The dot plot indicates how 19 FOMC members, both voters and nonvoters, expect where rates would be through the end of the year and out to 2026 and beyond.

The noted fixed income investor previously said he sees no more than one interest rate cut this year as the Fed continues to fight inflation.

— Yun Li

Oracle, Rentokil among stocks making biggest after-hours moves

Check out the companies making headlines in after-hours trading:

  • Oracle — The tech company's shares jumped nearly 9% after it announced cloud deals with Google and OpenAI, despite posting a miss on fiscal fourth-quarter results. Oracle posted adjusted earnings of $1.63 per share on revenue of $14.29 billion, while analysts expected earnings of $1.65 per share on $14.55 billion in revenue.
  • Rubrik — Shares of the cloud data management company advanced 1.4% after beating first-quarter expectations on revenue.

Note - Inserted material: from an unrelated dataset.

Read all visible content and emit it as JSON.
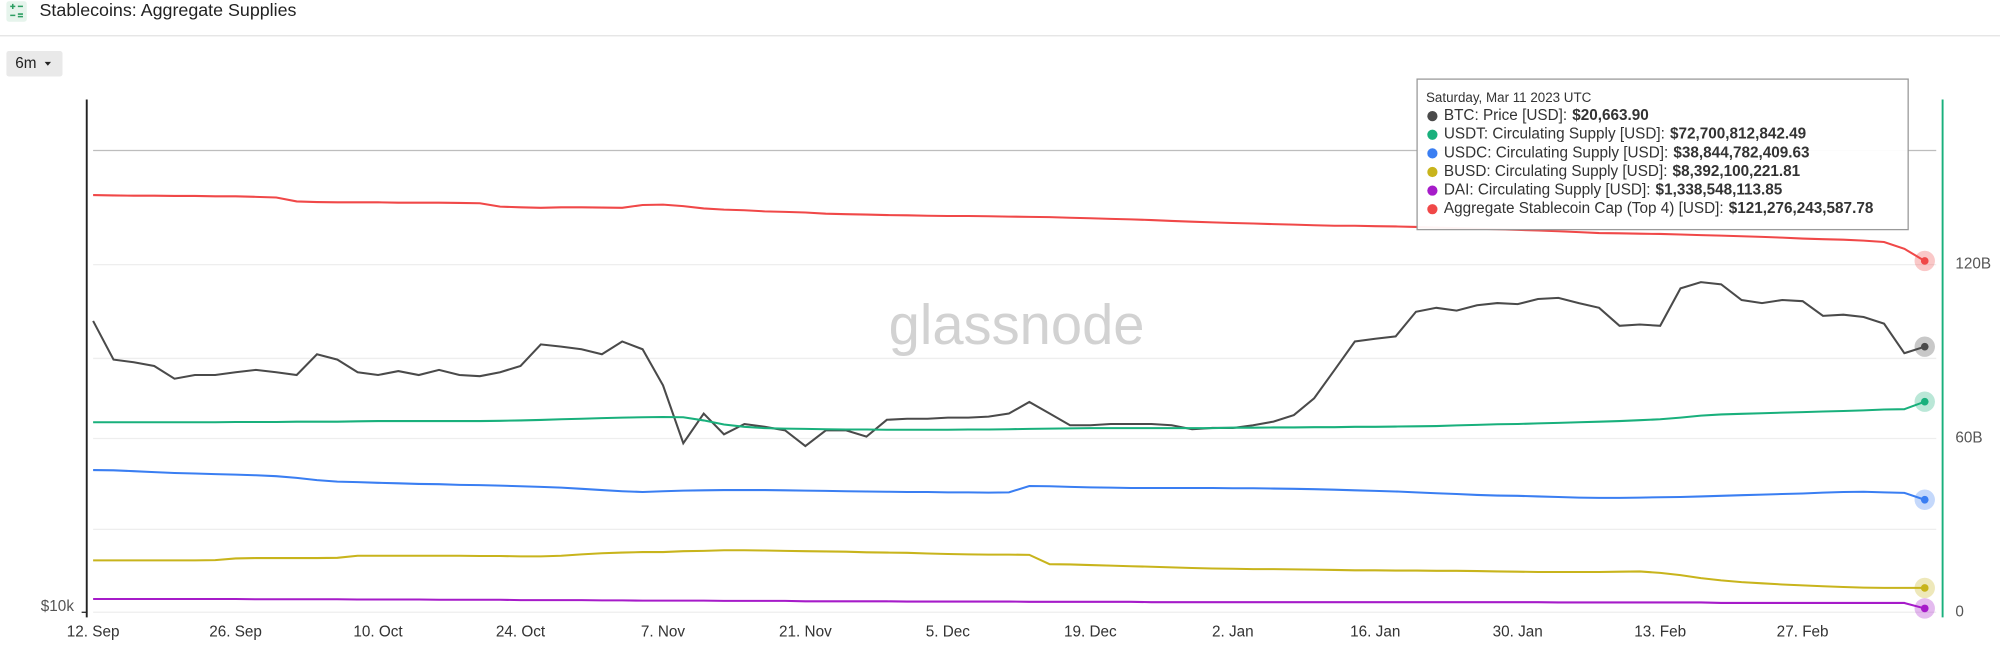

Rubrik reported $187 million in revenue for the period, while analysts polled by LSEG anticipated $172 million.
  • Rentokil Initial — Shares in Terminix-parent Rentokil jumped about 7.5% after Nelson Peltz's Trian Partners confirmed it has taken a significant position in the pest-control giant and is currently a top-10 shareholder of the company.

For more, read here.

— Pia Singh

Stock futures open little changed Tuesday night

Stock futures were slightly lower shortly after 6 p.m. ET. S&P 500 and Nasdaq 100 futures traded lower by 0.05% and 0.09%, respectively. Dow futures slipped just below the flatline, meanwhile.